A Man with a Plan: Bernard Magrez at Pape Clement
Post by Cory Gowan | April 7th, 2011
After spending most of Tuesday tasting the 2010s of Pessac-Leognan, we headed to Chateau Pape Clément for a tasting, tour, and dinner. The chateau and vineyards of Pape Clement are unique in Bordeaux in that they are basically just outside the city limits, surrounded by suburbs and sitting right next to the small village of Pessac.
- Walking Up the Steps and Back In Time
The story of Pape Clément is almost like a tale of two wineries. On one hand, there is the ancient chateau, dating back to the 1500's. On the other, is Bernard Magrez, owner of three Bordeaux estates (Pape Clément, Fombrauge in St. Emilion, and La Tour Carnet in the Haut-Medoc), as well as 31 other vineyards around the world.
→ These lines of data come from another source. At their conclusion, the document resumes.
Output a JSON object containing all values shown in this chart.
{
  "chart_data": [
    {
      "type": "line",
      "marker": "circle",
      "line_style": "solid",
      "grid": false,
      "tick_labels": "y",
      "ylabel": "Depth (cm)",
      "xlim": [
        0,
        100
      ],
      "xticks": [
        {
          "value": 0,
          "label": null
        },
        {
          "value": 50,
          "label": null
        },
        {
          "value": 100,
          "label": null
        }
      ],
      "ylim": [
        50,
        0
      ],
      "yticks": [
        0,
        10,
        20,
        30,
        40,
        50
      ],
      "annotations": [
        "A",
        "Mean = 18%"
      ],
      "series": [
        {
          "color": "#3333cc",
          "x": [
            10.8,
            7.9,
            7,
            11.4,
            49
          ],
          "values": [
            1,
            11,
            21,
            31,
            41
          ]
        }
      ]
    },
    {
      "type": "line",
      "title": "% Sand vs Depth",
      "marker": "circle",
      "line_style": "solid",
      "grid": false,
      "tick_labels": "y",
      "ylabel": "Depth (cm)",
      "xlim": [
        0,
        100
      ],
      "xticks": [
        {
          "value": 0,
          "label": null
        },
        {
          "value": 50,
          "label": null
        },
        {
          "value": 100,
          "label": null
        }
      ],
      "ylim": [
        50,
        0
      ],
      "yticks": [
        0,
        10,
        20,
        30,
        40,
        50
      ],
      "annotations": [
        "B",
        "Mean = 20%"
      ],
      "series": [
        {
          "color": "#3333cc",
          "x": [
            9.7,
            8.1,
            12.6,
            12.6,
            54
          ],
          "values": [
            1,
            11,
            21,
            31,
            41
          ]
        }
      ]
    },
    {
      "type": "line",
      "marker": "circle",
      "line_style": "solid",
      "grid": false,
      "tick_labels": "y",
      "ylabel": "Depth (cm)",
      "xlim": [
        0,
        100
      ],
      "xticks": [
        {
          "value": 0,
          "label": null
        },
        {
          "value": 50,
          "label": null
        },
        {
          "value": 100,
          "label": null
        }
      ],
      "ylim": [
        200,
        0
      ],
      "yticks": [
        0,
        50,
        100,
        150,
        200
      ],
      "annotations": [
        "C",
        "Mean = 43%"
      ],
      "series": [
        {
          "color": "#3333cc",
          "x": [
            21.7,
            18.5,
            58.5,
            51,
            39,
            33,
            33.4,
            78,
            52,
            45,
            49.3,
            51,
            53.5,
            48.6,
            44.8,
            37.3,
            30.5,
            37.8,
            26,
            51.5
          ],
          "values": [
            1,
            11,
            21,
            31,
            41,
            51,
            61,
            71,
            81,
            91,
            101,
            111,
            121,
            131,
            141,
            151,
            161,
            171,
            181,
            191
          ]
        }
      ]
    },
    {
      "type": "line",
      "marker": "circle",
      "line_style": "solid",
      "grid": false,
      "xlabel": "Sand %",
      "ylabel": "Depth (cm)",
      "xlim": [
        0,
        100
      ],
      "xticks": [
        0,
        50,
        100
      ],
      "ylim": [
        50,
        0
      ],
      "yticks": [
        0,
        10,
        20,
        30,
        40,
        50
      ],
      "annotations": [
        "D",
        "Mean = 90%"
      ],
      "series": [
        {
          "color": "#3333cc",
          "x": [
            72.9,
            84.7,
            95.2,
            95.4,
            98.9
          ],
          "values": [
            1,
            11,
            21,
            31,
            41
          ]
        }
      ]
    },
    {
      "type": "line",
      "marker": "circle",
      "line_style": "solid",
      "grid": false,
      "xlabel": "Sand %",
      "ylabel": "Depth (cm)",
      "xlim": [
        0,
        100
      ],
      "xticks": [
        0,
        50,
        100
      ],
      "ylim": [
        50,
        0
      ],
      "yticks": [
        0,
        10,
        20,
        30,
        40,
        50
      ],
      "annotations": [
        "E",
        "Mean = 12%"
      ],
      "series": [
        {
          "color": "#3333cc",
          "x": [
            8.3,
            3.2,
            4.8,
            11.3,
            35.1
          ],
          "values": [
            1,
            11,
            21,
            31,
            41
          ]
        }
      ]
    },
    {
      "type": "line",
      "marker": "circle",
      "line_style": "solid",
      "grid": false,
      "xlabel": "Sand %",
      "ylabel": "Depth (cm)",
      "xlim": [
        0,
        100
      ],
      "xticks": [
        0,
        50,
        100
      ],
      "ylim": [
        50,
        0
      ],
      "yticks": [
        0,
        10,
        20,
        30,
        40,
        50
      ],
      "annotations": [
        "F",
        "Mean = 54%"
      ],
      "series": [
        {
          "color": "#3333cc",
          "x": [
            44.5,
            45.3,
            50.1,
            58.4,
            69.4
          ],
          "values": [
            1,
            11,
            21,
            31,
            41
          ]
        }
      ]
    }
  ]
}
Magrez is unshakable—dedicated to terroir, traditional winemaking and manual production. Whether it’s a $100+ Grand Cru or a rosé from Provence, he puts his name on the bottle and stands by it. A tireless worker, he is always looking for better wines and never shies away from a challenge. It was a pleasure to meet him and his son at Pape Clément on a beautiful spring day in Pessac.
- Could I Talk You Into Opening This?
We were given the full tour, including a trip to the cellars where they keep vintages of rouge and blanc dating back to the late 19th century. (I made a joke about bringing my birth year wines back to the dinner table, since they had both the white and the red, but no luck...)
At the winery we were amazed to see that not only do they hand pick their grapes, they also destem by hand, which takes two teams of 100 people a day. That effort really shows the care they put into their property. The wines are all gravity fed, with no pumping, and fermentations are punched down by hand, as well.
- Tasting Room Heaven
We went back to a Gustave Eiffel designed tasting room, which was abandoned in Paris before it was found, transported to Pape Clément and rebuilt. (This is now my new favorite tasting room in Bordeaux!) The light, airy feel of this salon was a nice change of pace, with sunshine streaming through the stained glass window, allowing for a beautiful view of the chateau and vineyards.
During our tasting we looked at a lineup of Magrez's wines, from the top French properties to his cuvées from around the world, including a Japanese white. (This may not be produced again for fear of radiation fallout from the reactor leak caused by the earthquake last month). His top reds, in particular, were astounding—Fombrauge, Magrez-Fombrauge, and of course, Pape Clément. Being able to re-taste the 2009 vintage gave us a solid foundation for understanding how it differs from 2010.
The highlight, though, may have been the 1995 Pape Clément. Still very young and taut, it was a pleasure to experience this older vintage in the ancient grandeur of the chateau.